Il 18% della popolazione femminile europea ha subito forme di maltrattamento su internet fin dall'adolescenza, ovvero 9 milioni di donne, secondo i dati ONU del 2015, sono vittime di gravi forme di violenza online. A finire di più nella trappola della rete sono le ragazze con un'età compresa tra i 18 e i 24 anni. Minacce, diffamazioni, calunnie e furti di identità sono solo alcuni degli effetti collaterali della rete in cui ogni giorno restano intrappolate donne e adolescenti per mano degli ex o di predatori a caccia di vittime indifese.

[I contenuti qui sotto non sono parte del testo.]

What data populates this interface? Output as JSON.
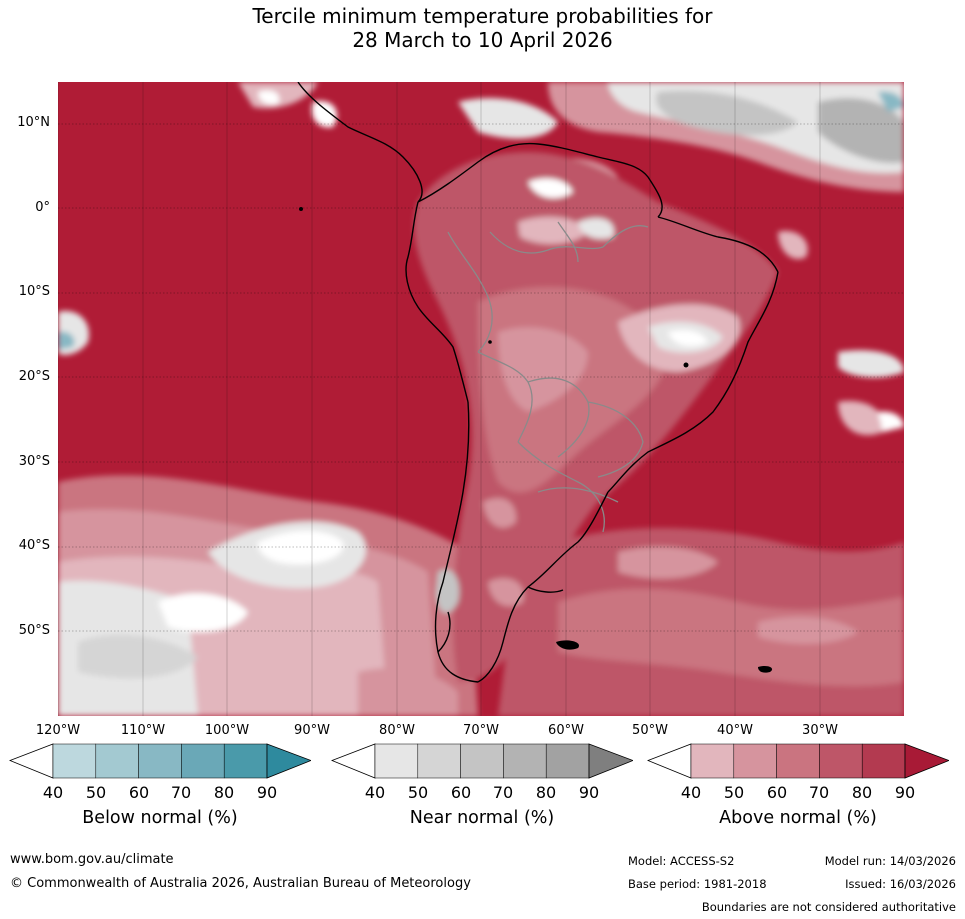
{
  "title": {
    "line1": "Tercile minimum temperature probabilities for",
    "line2": "28 March to 10 April 2026"
  },
  "map": {
    "lat_labels": [
      "10°N",
      "0°",
      "10°S",
      "20°S",
      "30°S",
      "40°S",
      "50°S"
    ],
    "lon_labels": [
      "120°W",
      "110°W",
      "100°W",
      "90°W",
      "80°W",
      "70°W",
      "60°W",
      "50°W",
      "40°W",
      "30°W"
    ],
    "gridlines": true,
    "colors": {
      "land_outline": "#000000",
      "borders": "#8a8a8a",
      "ocean_dominant": "#b01c36"
    }
  },
  "legends": [
    {
      "title": "Below normal (%)",
      "ticks": [
        "40",
        "50",
        "60",
        "70",
        "80",
        "90"
      ],
      "colors": [
        "#ffffff",
        "#bdd8de",
        "#a3c9d1",
        "#88b8c4",
        "#6aa8b7",
        "#4a9aaa",
        "#2e8a9e"
      ]
    },
    {
      "title": "Near normal (%)",
      "ticks": [
        "40",
        "50",
        "60",
        "70",
        "80",
        "90"
      ],
      "colors": [
        "#ffffff",
        "#e6e6e6",
        "#d5d5d5",
        "#c4c4c4",
        "#b3b3b3",
        "#a2a2a2",
        "#7f7f7f"
      ]
    },
    {
      "title": "Above normal (%)",
      "ticks": [
        "40",
        "50",
        "60",
        "70",
        "80",
        "90"
      ],
      "colors": [
        "#ffffff",
        "#e2b6bd",
        "#d6949e",
        "#ca7480",
        "#be5668",
        "#b33a50",
        "#a81a36"
      ]
    }
  ],
  "footer": {
    "website": "www.bom.gov.au/climate",
    "copyright": "© Commonwealth of Australia 2026, Australian Bureau of Meteorology",
    "model": "Model: ACCESS-S2",
    "base_period": "Base period: 1981-2018",
    "model_run": "Model run: 14/03/2026",
    "issued": "Issued: 16/03/2026",
    "disclaimer": "Boundaries are not considered authoritative"
  }
}
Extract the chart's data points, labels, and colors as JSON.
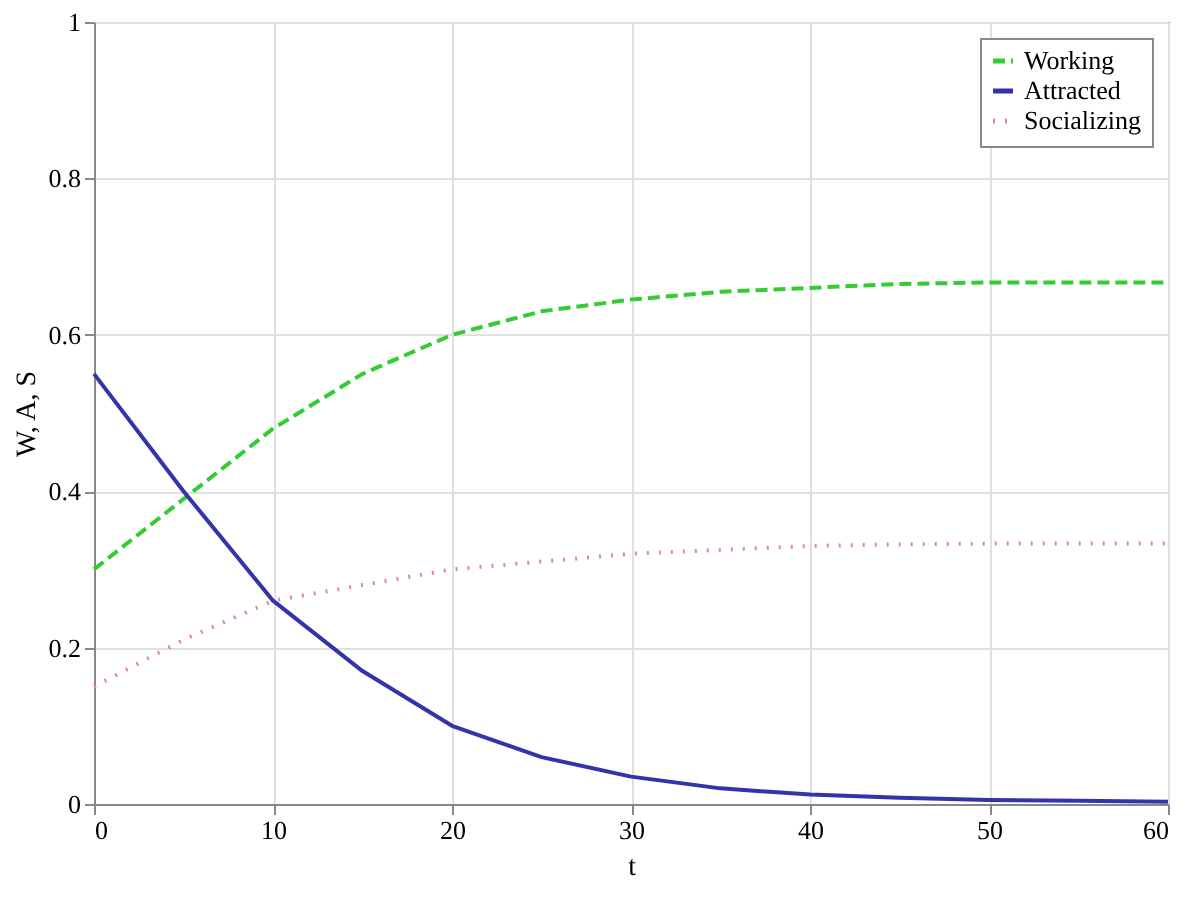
{
  "chart_data": {
    "type": "line",
    "xlabel": "t",
    "ylabel": "W, A, S",
    "x": [
      0,
      5,
      10,
      15,
      20,
      25,
      30,
      35,
      40,
      45,
      50,
      55,
      60
    ],
    "series": [
      {
        "name": "Working",
        "color": "#33cc33",
        "line_style": "dashed",
        "values": [
          0.3,
          0.39,
          0.48,
          0.55,
          0.6,
          0.63,
          0.645,
          0.655,
          0.66,
          0.665,
          0.667,
          0.667,
          0.667
        ]
      },
      {
        "name": "Attracted",
        "color": "#3333aa",
        "line_style": "solid",
        "values": [
          0.55,
          0.4,
          0.26,
          0.17,
          0.1,
          0.06,
          0.035,
          0.02,
          0.012,
          0.008,
          0.005,
          0.004,
          0.003
        ]
      },
      {
        "name": "Socializing",
        "color": "#dd8899",
        "line_style": "dotted",
        "values": [
          0.15,
          0.21,
          0.26,
          0.28,
          0.3,
          0.31,
          0.32,
          0.325,
          0.33,
          0.332,
          0.333,
          0.333,
          0.333
        ]
      }
    ],
    "xlim": [
      0,
      60
    ],
    "xticks": [
      0,
      10,
      20,
      30,
      40,
      50,
      60
    ],
    "ylim": [
      0,
      1
    ],
    "yticks": [
      0,
      0.2,
      0.4,
      0.6,
      0.8,
      1
    ],
    "grid": true,
    "legend": "top right"
  }
}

Per denunciare e affrontare dal punto di vista legale e normativo i reati e le violenze commesse attraverso la rete la bon’t worry organizza il 25 novembre, a palazzo Vendramin Calergi, sede del Casinò, una serata di raccolta fondi a sostegno di tutte le vittime in fuga dalla violenza di genere. "I reati contro la donna non sono solo quello fisici, ma anche psicologici, economici e quelli diffamatori commessi attraverso la rete e i social, che innescano delle vere e proprie trappole in grado di trainare le vittime in un silenzio eterno - conclude Guerreschi - Reati come il furto d’identità via rete o attraverso organizzazioni anche internazionali a cui il predatore vende l’identità della vittima provocando danni senza leggi a tutela". Alla serata, oltre alle istituzioni locali, parteciperà la senatrice Elena Ferrara, membro della Commissione straordinaria per la tutela e la promozione dei diritti umani nonché promotrice della legge 71/2017 sul cyberbullismo. Tra i relatori della serata Ermelinda Damiano, presidentessa del Consiglio Comunale di Venezia, Adelchi d’Ippolito, procuratore della Repubblica aggiunto, Roberto Riccardi, capo ufficio stampa del Comando dell’Arma dei carabinieri, Alberto Berardi, professore aggregato di teoria del diritto giurisprudenziale. Inoltre verrà assegnato un riconoscimento agli ufficiali e ai militari appartenenti alle forze dell’ordine che si sono distinti per il loro operato, alta professionalità e il loro alto senso morale.